To Mrs. Vaught elder he was as nice as he could be. His manners were good without being too ceremonial. There was a lightness in him: he knew how to fool with her. They could even have a fuss. “Now you listen to me, Billy Barrett, it's time you buckled down,” etc. So acute was his radar that neither Mrs. Vaught nor her husband could quite get it into their heads that he did not know everything they knew. He
sounded
like he did. She would speak allusively of six people utterly unknown to him—“So I took one look at her when she got home from school and of course her face was allbroken out and, I said ho-
ho
—”

“Who is that now?” asked the engineer, cupping a hand to his good ear and straining every nerve.

“Sally, Myra's oldest.”

“Myra?”

“My stepdaughter.”

She was much as he remembered other ladies at home, companionable and funny, except when she got off on her pet subject, fluoridation or rather the evils of it, which had come in her mind to be connected with patriotic sentiments. Then her voice become sonorous and bell-like. She grew shorter than ever, drew into herself like a fort, and fired in all directions. She also spoke often of the “Bavarian Illuminate,” a group who, in her view, were responsible for the troubles of the South. They represented European and Jewish finance and had sold out the Confederacy.

“You know the real story of Judah P. Benjamin and John Slidell, don't you?” she asked him, smiling.

“No ma'am,” he said, looking at her closely to see if she was serious. She was. In her smiling eyes he caught sight of fiery depths.

Rita, however, paid no attention tohim. She looked through him.

Kitty? Twice she was in Jamie's room when he came up, but she seemed abstracted and indifferent. When he asked her if she wanted a Coke (as if they were back in high school in Atlanta), she put her head down and ducked away from him. He couldn't understand it. Had he dreamed that he had eavesdropped?

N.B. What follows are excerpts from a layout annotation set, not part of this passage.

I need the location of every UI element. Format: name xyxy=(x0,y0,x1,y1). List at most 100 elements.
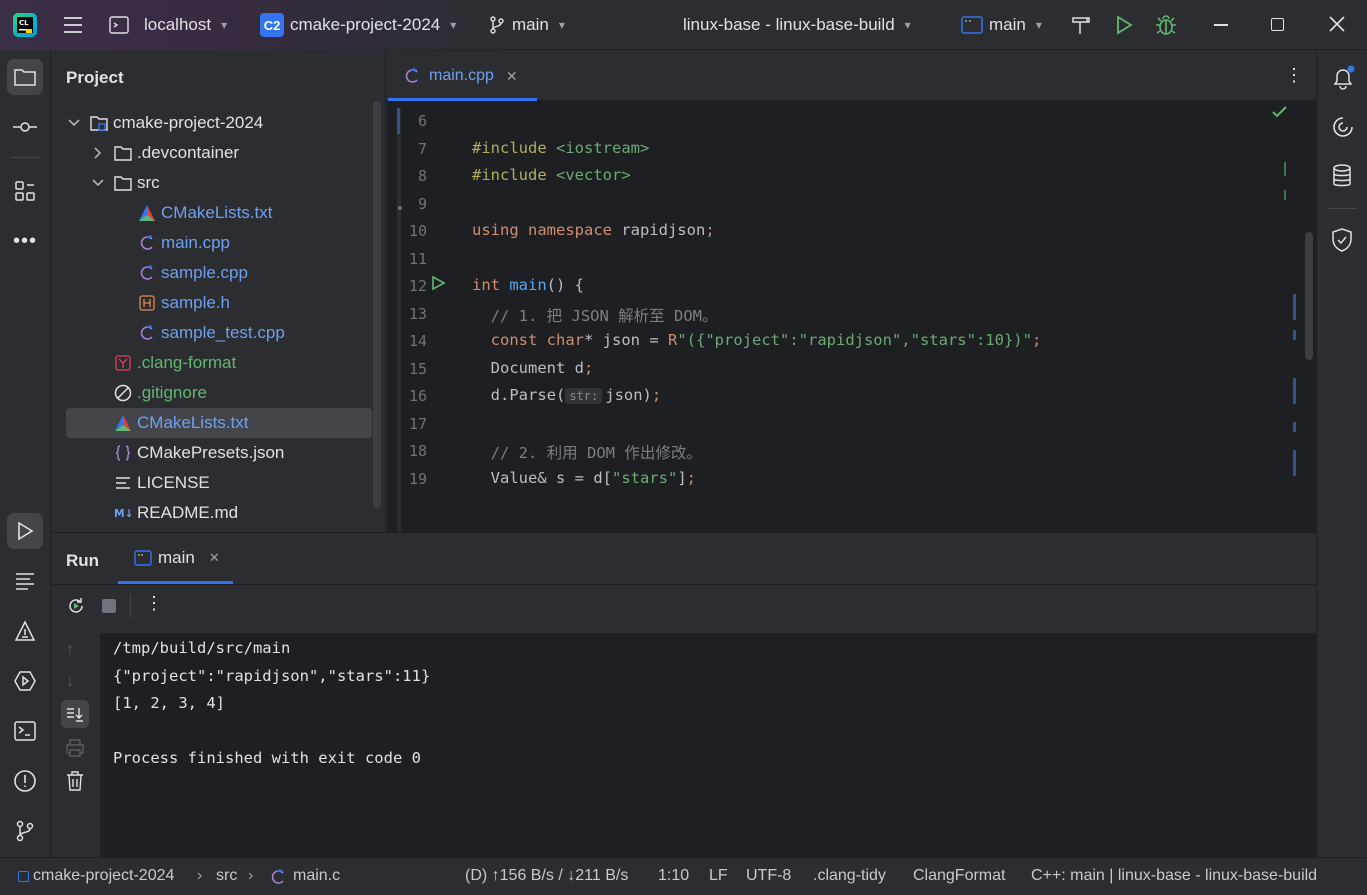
scroll-up-arrow-icon[interactable]: ↑ xyxy=(66,641,74,659)
project-selector[interactable]: C2 cmake-project-2024 ▾ xyxy=(260,0,456,50)
code-line: using namespace rapidjson; xyxy=(472,221,715,239)
line-number: 7 xyxy=(417,139,427,158)
tree-item-label: main.cpp xyxy=(161,233,230,252)
services-tool-button[interactable] xyxy=(7,663,43,699)
file-encoding[interactable]: UTF-8 xyxy=(746,867,791,885)
build-config-selector[interactable]: linux-base - linux-base-build ▾ xyxy=(683,0,911,50)
close-window-button[interactable] xyxy=(1329,16,1345,32)
messages-tool-button[interactable] xyxy=(7,563,43,599)
cmake-tool-button[interactable] xyxy=(7,613,43,649)
build-hammer-icon[interactable] xyxy=(1070,14,1092,36)
inspection-ok-icon[interactable] xyxy=(1272,105,1288,119)
chevron-down-icon[interactable] xyxy=(90,179,106,187)
tree-item-label: LICENSE xyxy=(137,473,210,492)
console-line: /tmp/build/src/main xyxy=(113,639,291,657)
problems-tool-button[interactable] xyxy=(7,763,43,799)
tree-item[interactable]: CMakeLists.txt xyxy=(66,198,372,228)
database-icon[interactable] xyxy=(1331,163,1353,189)
run-panel-title: Run xyxy=(66,551,100,570)
rerun-icon[interactable] xyxy=(66,596,86,616)
linter-status[interactable]: .clang-tidy xyxy=(813,867,886,885)
terminal-tool-button[interactable] xyxy=(7,713,43,749)
run-options-kebab-icon[interactable]: ⋮ xyxy=(145,593,163,614)
editor-scrollbar[interactable] xyxy=(1305,232,1313,360)
remote-host-selector[interactable]: localhost ▾ xyxy=(108,0,227,50)
run-console-output[interactable]: /tmp/build/src/main {"project":"rapidjson… xyxy=(100,633,1316,858)
warning-circle-icon xyxy=(13,769,37,793)
ai-assistant-icon[interactable] xyxy=(1331,115,1355,139)
line-ending[interactable]: LF xyxy=(709,867,728,885)
breadcrumb-folder[interactable]: src xyxy=(216,867,237,885)
header-file-icon xyxy=(138,294,156,312)
cpp-file-icon xyxy=(138,234,156,252)
close-run-tab-icon[interactable]: ✕ xyxy=(209,550,220,566)
notifications-bell-icon[interactable] xyxy=(1330,65,1356,91)
tree-item[interactable]: LICENSE xyxy=(66,468,372,498)
tree-item[interactable]: main.cpp xyxy=(66,228,372,258)
trash-icon[interactable] xyxy=(66,771,84,791)
run-config-selector[interactable]: main ▾ xyxy=(961,0,1042,50)
scroll-to-end-button[interactable] xyxy=(61,700,89,728)
clion-logo-icon[interactable]: CL xyxy=(13,13,37,37)
tree-item[interactable]: .gitignore xyxy=(66,378,372,408)
debug-icon[interactable] xyxy=(1155,13,1177,37)
structure-tool-button[interactable] xyxy=(7,173,43,209)
tree-item[interactable]: .clang-format xyxy=(66,348,372,378)
run-tab-main[interactable]: main ✕ xyxy=(118,533,233,583)
code-line: #include <iostream> xyxy=(472,138,650,157)
line-number: 16 xyxy=(408,387,427,405)
breadcrumb-separator-icon: › xyxy=(248,867,254,884)
tree-item[interactable]: CMakeLists.txt xyxy=(66,408,372,438)
caret-position[interactable]: 1:10 xyxy=(658,867,689,885)
minimize-button[interactable] xyxy=(1214,24,1228,26)
right-tool-stripe xyxy=(1316,51,1367,857)
code-area[interactable]: 6 7 #include <iostream> 8 #include <vector> 9… xyxy=(387,102,1316,532)
close-tab-icon[interactable]: ✕ xyxy=(506,68,518,85)
breadcrumb-file[interactable]: main.c xyxy=(293,867,340,885)
maximize-button[interactable] xyxy=(1271,18,1284,31)
project-panel: Project cmake-project-2024 .devcontainer s… xyxy=(52,51,386,531)
tree-item[interactable]: .devcontainer xyxy=(66,138,372,168)
cpp-file-icon xyxy=(403,67,421,85)
run-icon[interactable] xyxy=(1113,14,1135,36)
formatter-status[interactable]: ClangFormat xyxy=(913,867,1005,885)
stop-icon[interactable] xyxy=(102,599,116,613)
more-tools-button[interactable]: ••• xyxy=(7,223,43,259)
svg-text:M↓: M↓ xyxy=(114,507,132,520)
main-menu-icon[interactable] xyxy=(62,14,84,36)
line-number: 15 xyxy=(408,359,427,378)
git-tool-button[interactable] xyxy=(7,813,43,849)
chevron-down-icon[interactable] xyxy=(66,119,82,127)
run-tool-button[interactable] xyxy=(7,513,43,549)
tree-item-label: .clang-format xyxy=(137,353,237,372)
tree-item[interactable]: cmake-project-2024 xyxy=(66,108,372,138)
resolve-context[interactable]: C++: main | linux-base - linux-base-buil… xyxy=(1031,867,1317,885)
vcs-branch-selector[interactable]: main ▾ xyxy=(488,0,565,50)
folder-icon xyxy=(114,144,132,162)
scroll-down-arrow-icon[interactable]: ↓ xyxy=(66,673,74,691)
tree-item[interactable]: sample.h xyxy=(66,288,372,318)
code-line: d.Parse(str: json); xyxy=(472,386,662,404)
run-config-icon xyxy=(961,15,983,35)
project-scrollbar[interactable] xyxy=(373,101,381,508)
security-shield-icon[interactable] xyxy=(1331,227,1353,253)
print-icon[interactable] xyxy=(66,739,84,757)
tree-item-label: CMakePresets.json xyxy=(137,443,285,462)
build-config-label: linux-base - linux-base-build xyxy=(683,15,895,34)
tab-options-kebab-icon[interactable]: ⋮ xyxy=(1285,65,1303,86)
cmake-icon xyxy=(114,414,132,432)
tree-item[interactable]: CMakePresets.json xyxy=(66,438,372,468)
commit-tool-button[interactable] xyxy=(7,109,43,145)
tree-item[interactable]: sample.cpp xyxy=(66,258,372,288)
line-number: 11 xyxy=(408,249,427,268)
editor-tab-main-cpp[interactable]: main.cpp ✕ xyxy=(387,51,537,101)
tree-item[interactable]: src xyxy=(66,168,372,198)
active-tab-indicator xyxy=(388,98,537,101)
project-tool-button[interactable] xyxy=(7,59,43,95)
line-number: 18 xyxy=(408,442,427,460)
breadcrumb-project[interactable]: cmake-project-2024 xyxy=(33,867,174,885)
chevron-right-icon[interactable] xyxy=(90,147,106,159)
code-line: // 2. 利用 DOM 作出修改。 xyxy=(490,444,702,462)
tree-item[interactable]: M↓ README.md xyxy=(66,498,372,528)
tree-item[interactable]: sample_test.cpp xyxy=(66,318,372,348)
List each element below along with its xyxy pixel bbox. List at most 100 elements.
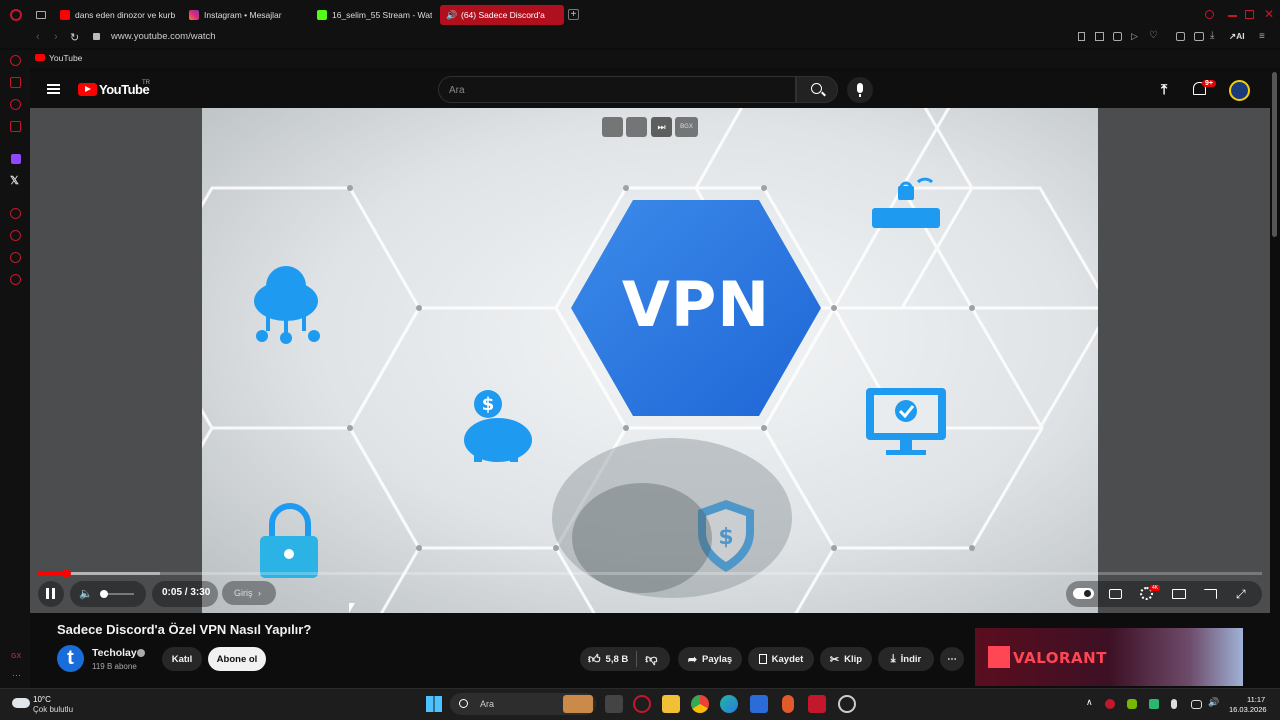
tab-youtube-active[interactable]: 🔊 (64) Sadece Discord'a	[440, 5, 564, 25]
heart-icon[interactable]: ♡	[1149, 30, 1158, 41]
search-button[interactable]	[796, 76, 838, 103]
tab-label: (64) Sadece Discord'a	[461, 10, 545, 20]
gx-taskbar-icon[interactable]	[838, 695, 856, 713]
tab-label: Instagram • Mesajlar	[204, 10, 282, 20]
clip-button[interactable]: ✂ Klip	[820, 647, 872, 671]
windows-start-icon[interactable]	[426, 696, 442, 712]
aria-icon[interactable]	[10, 55, 21, 66]
tray-speaker-icon[interactable]: 🔊	[1208, 697, 1219, 708]
microphone-icon	[857, 83, 863, 93]
cast-icon[interactable]	[1204, 589, 1217, 599]
youtube-logo-icon[interactable]	[78, 83, 97, 96]
store-icon[interactable]	[750, 695, 768, 713]
tab-kick-stream[interactable]: 16_selim_55 Stream - Watc	[317, 5, 432, 25]
opera-logo-icon[interactable]	[10, 9, 22, 21]
gx-control-icon[interactable]	[10, 99, 21, 110]
like-count[interactable]: 5,8 B	[606, 654, 629, 665]
tab-overview-icon[interactable]	[36, 11, 46, 19]
channel-avatar[interactable]: t	[57, 645, 84, 672]
weather-cloud-icon[interactable]	[12, 698, 30, 708]
weather-condition[interactable]: Çok bulutlu	[33, 705, 73, 714]
page-scrollbar[interactable]	[1272, 72, 1277, 237]
close-window-icon[interactable]: ✕	[1264, 7, 1274, 21]
tray-display-icon[interactable]	[1191, 700, 1202, 709]
play-icon[interactable]: ▷	[1131, 31, 1138, 42]
more-sidebar-icon[interactable]: ⋯	[12, 670, 21, 681]
browser-tab-bar: dans eden dinozor ve kurb Instagram • Me…	[0, 0, 1280, 30]
tray-opera-icon[interactable]	[1105, 699, 1115, 709]
wallet-icon[interactable]	[1194, 32, 1204, 41]
pause-button[interactable]	[38, 581, 64, 607]
share-button[interactable]: ➦ Paylaş	[678, 647, 742, 671]
progress-bar[interactable]	[38, 572, 1262, 575]
miniplayer-button-icon[interactable]	[1172, 589, 1186, 599]
tab-instagram[interactable]: Instagram • Mesajlar	[189, 5, 304, 25]
url-text[interactable]: www.youtube.com/watch	[111, 31, 216, 42]
file-explorer-icon[interactable]	[662, 695, 680, 713]
minimize-icon[interactable]	[1228, 15, 1237, 17]
volume-icon[interactable]: 🔈	[79, 587, 93, 600]
tray-nvidia-icon[interactable]	[1127, 699, 1137, 709]
search-input[interactable]: Ara	[438, 76, 796, 103]
subtitles-icon[interactable]	[1109, 589, 1122, 599]
volume-control[interactable]: 🔈	[70, 581, 146, 607]
bgx-button[interactable]: BGX	[675, 117, 698, 137]
monitor-check-icon	[866, 388, 946, 455]
extensions-sidebar-icon[interactable]	[10, 252, 21, 263]
join-button[interactable]: Katıl	[162, 647, 202, 671]
next-icon[interactable]: ⏭	[651, 117, 672, 137]
exit-icon[interactable]	[626, 117, 647, 137]
aria-ai-button[interactable]: ↗AI	[1229, 31, 1245, 42]
save-button[interactable]: Kaydet	[748, 647, 814, 671]
edge-icon[interactable]	[720, 695, 738, 713]
forward-icon[interactable]: ›	[54, 31, 58, 43]
tab-dinosaur[interactable]: dans eden dinozor ve kurb	[60, 5, 175, 25]
gx-corner-icon[interactable]	[10, 77, 21, 88]
gx-cleaner-icon[interactable]	[10, 121, 21, 132]
gx-badge-icon[interactable]: GX	[11, 653, 21, 660]
restore-icon[interactable]	[1245, 10, 1254, 19]
extensions-icon[interactable]	[1176, 32, 1185, 41]
volume-slider-knob[interactable]	[100, 590, 108, 598]
bookmark-youtube[interactable]: YouTube	[49, 53, 82, 63]
more-actions-button[interactable]: ⋯	[940, 647, 964, 671]
chapter-button[interactable]: Giriş ›	[222, 581, 276, 605]
back-icon[interactable]: ‹	[36, 31, 40, 43]
subscribe-button[interactable]: Abone ol	[208, 647, 266, 671]
thumbs-up-icon[interactable]: 👍︎	[588, 652, 601, 667]
download-button[interactable]: ⤓ İndir	[878, 647, 934, 671]
snapshot-icon[interactable]	[1095, 32, 1104, 41]
voice-search-button[interactable]	[847, 77, 873, 103]
hamburger-menu-icon[interactable]	[47, 84, 60, 94]
weather-temperature[interactable]: 10°C	[33, 695, 51, 704]
twitch-icon[interactable]	[11, 154, 21, 164]
player-icon[interactable]	[10, 208, 21, 219]
adblock-icon[interactable]	[1113, 32, 1122, 41]
search-tabs-icon[interactable]	[1205, 10, 1214, 19]
microphone-app-icon[interactable]	[782, 695, 794, 713]
tray-mic-icon[interactable]	[1171, 699, 1177, 709]
menu-icon[interactable]: ≡	[1259, 31, 1265, 42]
autoplay-toggle[interactable]	[1073, 588, 1094, 599]
history-icon[interactable]	[10, 230, 21, 241]
profile-avatar[interactable]	[1229, 80, 1250, 101]
channel-name[interactable]: Techolay	[92, 647, 137, 659]
x-icon[interactable]: 𝕏	[10, 174, 19, 187]
clock-time[interactable]: 11:17	[1247, 695, 1265, 704]
miniplayer-icon[interactable]	[602, 117, 623, 137]
download-icon[interactable]: ⤓	[1210, 30, 1214, 41]
chrome-icon[interactable]	[691, 695, 709, 713]
clock-date[interactable]: 16.03.2026	[1229, 705, 1267, 714]
upload-icon[interactable]: ⤒	[1161, 81, 1167, 98]
opera-gx-taskbar-icon[interactable]	[633, 695, 651, 713]
tray-app-icon[interactable]	[1149, 699, 1159, 709]
fullscreen-icon[interactable]: ⤢	[1236, 587, 1246, 602]
thumbs-down-icon[interactable]: 👎︎	[645, 652, 657, 667]
valorant-taskbar-icon[interactable]	[808, 695, 826, 713]
reload-icon[interactable]: ↻	[70, 31, 79, 44]
new-tab-button[interactable]: +	[568, 9, 579, 20]
bookmark-page-icon[interactable]	[1078, 32, 1085, 41]
settings-sidebar-icon[interactable]	[10, 274, 21, 285]
task-view-icon[interactable]	[605, 695, 623, 713]
tray-chevron-icon[interactable]: ∧	[1086, 697, 1093, 708]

On his fourth visit to Jamie he had a small amnesic fit, the first in eighteen months.

As he climbed into the thin watery sunlight of Washington Heights, the look and smell of the place threw him off and he slipped a cog. He couldn't remember why he came. Yonder was a little flatiron of concrete planted with maybe linden trees like a park in Prague. Sad-looking Jewish men walked around with their hands in their pockets and hair growing down their necks. It was as far away as Lapland. A sign read:
Washington Heights Bar and Grill.
Could George Washington have set foot here? Which way is Virginia?